The fusion method proposed in current work is based on the combination of visual image and 2D laser range finder data. The method improves the recognition of outdoor objects in extreme illumination conditions by integrating objects features from both representations.
The fusion method succeeds in the most extreme and variable weather conditions in dynamic outdoor environments, combining the rich and colourful representation provided by the visual images with the precise depth planar picture supplied by the 2D laser range finder.
The Mean-shift algorithm used for the segmentation of a region of the image (ROI) resulting from the fusion of both laser and visual image features, and the integration of expert knowledge on the specific domain, permits the classification of some common objects: vehicles, trees and human operators.
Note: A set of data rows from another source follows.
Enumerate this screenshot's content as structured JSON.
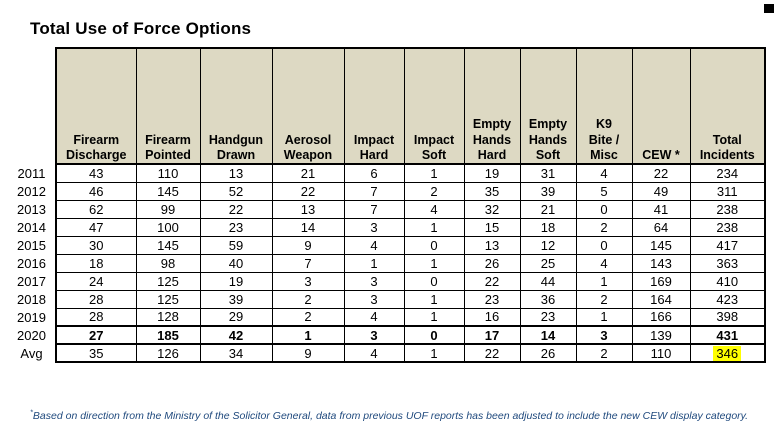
{
  "page": {
    "title": "Total Use of Force Options",
    "footnote_marker": "*",
    "footnote_text": "Based on direction from the Ministry of the Solicitor General, data from previous UOF reports has been adjusted to include the new CEW display category."
  },
  "colors": {
    "header_bg": "#ddd9c3",
    "highlight": "#ffff00",
    "footnote": "#1f497d",
    "border": "#000000"
  },
  "chart_data": {
    "type": "table",
    "title": "Total Use of Force Options",
    "columns": [
      "Firearm Discharge",
      "Firearm Pointed",
      "Handgun Drawn",
      "Aerosol Weapon",
      "Impact Hard",
      "Impact Soft",
      "Empty Hands Hard",
      "Empty Hands Soft",
      "K9 Bite / Misc",
      "CEW *",
      "Total Incidents"
    ],
    "row_labels": [
      "2011",
      "2012",
      "2013",
      "2014",
      "2015",
      "2016",
      "2017",
      "2018",
      "2019",
      "2020",
      "Avg"
    ],
    "values": [
      [
        43,
        110,
        13,
        21,
        6,
        1,
        19,
        31,
        4,
        22,
        234
      ],
      [
        46,
        145,
        52,
        22,
        7,
        2,
        35,
        39,
        5,
        49,
        311
      ],
      [
        62,
        99,
        22,
        13,
        7,
        4,
        32,
        21,
        0,
        41,
        238
      ],
      [
        47,
        100,
        23,
        14,
        3,
        1,
        15,
        18,
        2,
        64,
        238
      ],
      [
        30,
        145,
        59,
        9,
        4,
        0,
        13,
        12,
        0,
        145,
        417
      ],
      [
        18,
        98,
        40,
        7,
        1,
        1,
        26,
        25,
        4,
        143,
        363
      ],
      [
        24,
        125,
        19,
        3,
        3,
        0,
        22,
        44,
        1,
        169,
        410
      ],
      [
        28,
        125,
        39,
        2,
        3,
        1,
        23,
        36,
        2,
        164,
        423
      ],
      [
        28,
        128,
        29,
        2,
        4,
        1,
        16,
        23,
        1,
        166,
        398
      ],
      [
        27,
        185,
        42,
        1,
        3,
        0,
        17,
        14,
        3,
        139,
        431
      ],
      [
        35,
        126,
        34,
        9,
        4,
        1,
        22,
        26,
        2,
        110,
        346
      ]
    ]
  },
  "table": {
    "column_headers": [
      "Firearm\nDischarge",
      "Firearm\nPointed",
      "Handgun\nDrawn",
      "Aerosol\nWeapon",
      "Impact\nHard",
      "Impact\nSoft",
      "Empty\nHands\nHard",
      "Empty\nHands\nSoft",
      "K9\nBite /\nMisc",
      "CEW *",
      "Total\nIncidents"
    ],
    "rows": [
      {
        "label": "2011",
        "values": [
          "43",
          "110",
          "13",
          "21",
          "6",
          "1",
          "19",
          "31",
          "4",
          "22",
          "234"
        ]
      },
      {
        "label": "2012",
        "values": [
          "46",
          "145",
          "52",
          "22",
          "7",
          "2",
          "35",
          "39",
          "5",
          "49",
          "311"
        ]
      },
      {
        "label": "2013",
        "values": [
          "62",
          "99",
          "22",
          "13",
          "7",
          "4",
          "32",
          "21",
          "0",
          "41",
          "238"
        ]
      },
      {
        "label": "2014",
        "values": [
          "47",
          "100",
          "23",
          "14",
          "3",
          "1",
          "15",
          "18",
          "2",
          "64",
          "238"
        ]
      },
      {
        "label": "2015",
        "values": [
          "30",
          "145",
          "59",
          "9",
          "4",
          "0",
          "13",
          "12",
          "0",
          "145",
          "417"
        ]
      },
      {
        "label": "2016",
        "values": [
          "18",
          "98",
          "40",
          "7",
          "1",
          "1",
          "26",
          "25",
          "4",
          "143",
          "363"
        ]
      },
      {
        "label": "2017",
        "values": [
          "24",
          "125",
          "19",
          "3",
          "3",
          "0",
          "22",
          "44",
          "1",
          "169",
          "410"
        ]
      },
      {
        "label": "2018",
        "values": [
          "28",
          "125",
          "39",
          "2",
          "3",
          "1",
          "23",
          "36",
          "2",
          "164",
          "423"
        ]
      },
      {
        "label": "2019",
        "values": [
          "28",
          "128",
          "29",
          "2",
          "4",
          "1",
          "16",
          "23",
          "1",
          "166",
          "398"
        ]
      },
      {
        "label": "2020",
        "values": [
          "27",
          "185",
          "42",
          "1",
          "3",
          "0",
          "17",
          "14",
          "3",
          "139",
          "431"
        ],
        "bold_value_indices": [
          0,
          1,
          2,
          3,
          4,
          5,
          6,
          7,
          8,
          10
        ],
        "thick_border": true
      },
      {
        "label": "Avg",
        "values": [
          "35",
          "126",
          "34",
          "9",
          "4",
          "1",
          "22",
          "26",
          "2",
          "110",
          "346"
        ],
        "highlight_value_indices": [
          10
        ]
      }
    ]
  }
}
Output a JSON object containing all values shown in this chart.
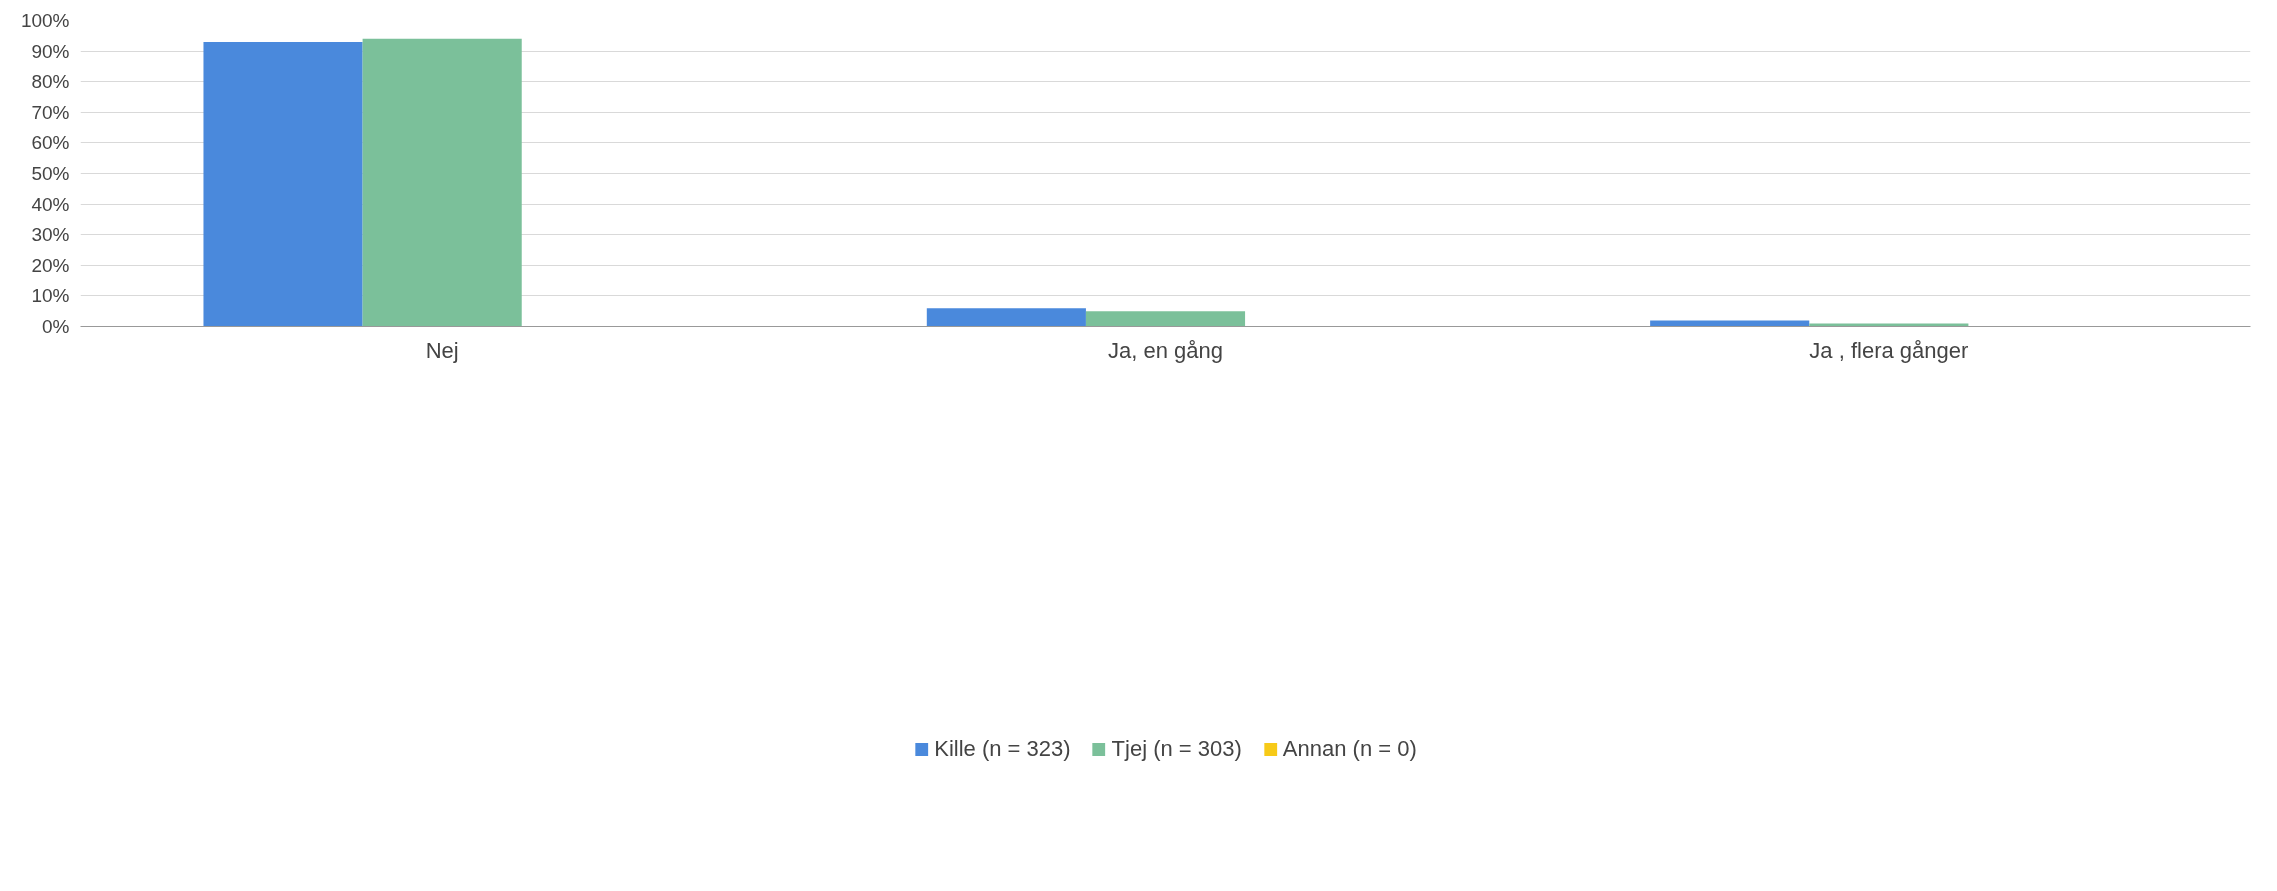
{
  "chart_data": {
    "type": "bar",
    "categories": [
      "Nej",
      "Ja, en gång",
      "Ja , flera gånger"
    ],
    "series": [
      {
        "name": "Kille (n = 323)",
        "color": "#4a89dc",
        "values": [
          93,
          6,
          2
        ]
      },
      {
        "name": "Tjej (n = 303)",
        "color": "#7bc09a",
        "values": [
          94,
          5,
          1
        ]
      },
      {
        "name": "Annan (n = 0)",
        "color": "#f7ca18",
        "values": [
          0,
          0,
          0
        ]
      }
    ],
    "ylim": [
      0,
      100
    ],
    "yticks": [
      {
        "value": 0,
        "label": "0%"
      },
      {
        "value": 10,
        "label": "10%"
      },
      {
        "value": 20,
        "label": "20%"
      },
      {
        "value": 30,
        "label": "30%"
      },
      {
        "value": 40,
        "label": "40%"
      },
      {
        "value": 50,
        "label": "50%"
      },
      {
        "value": 60,
        "label": "60%"
      },
      {
        "value": 70,
        "label": "70%"
      },
      {
        "value": 80,
        "label": "80%"
      },
      {
        "value": 90,
        "label": "90%"
      },
      {
        "value": 100,
        "label": "100%"
      }
    ],
    "grid": "y",
    "legend": "bottom"
  }
}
Experiments show 98% classification accuracy of dynamic objects.
The real-time detection and classification of unexpected objects, guarantees safety and permits the instantaneous generation of reflex actions to either deviate or stop the vehicle. Computing time of the whole perception and classification modules is about 1 second, but it could be greatly reduced by integrating real time processor systems.
Present work has been supported through projects: CICYT- DPI-2006-14497 by the Science and Innovation Ministry, ROBOCITY2030 I y II: Service Robots-PRICIT-CAM-P-DPI-000176-0505, and SEGVAUTO: Vehicle Safety-PRICIT-CAM-S2009-DPI-1509 by Madrid State Government.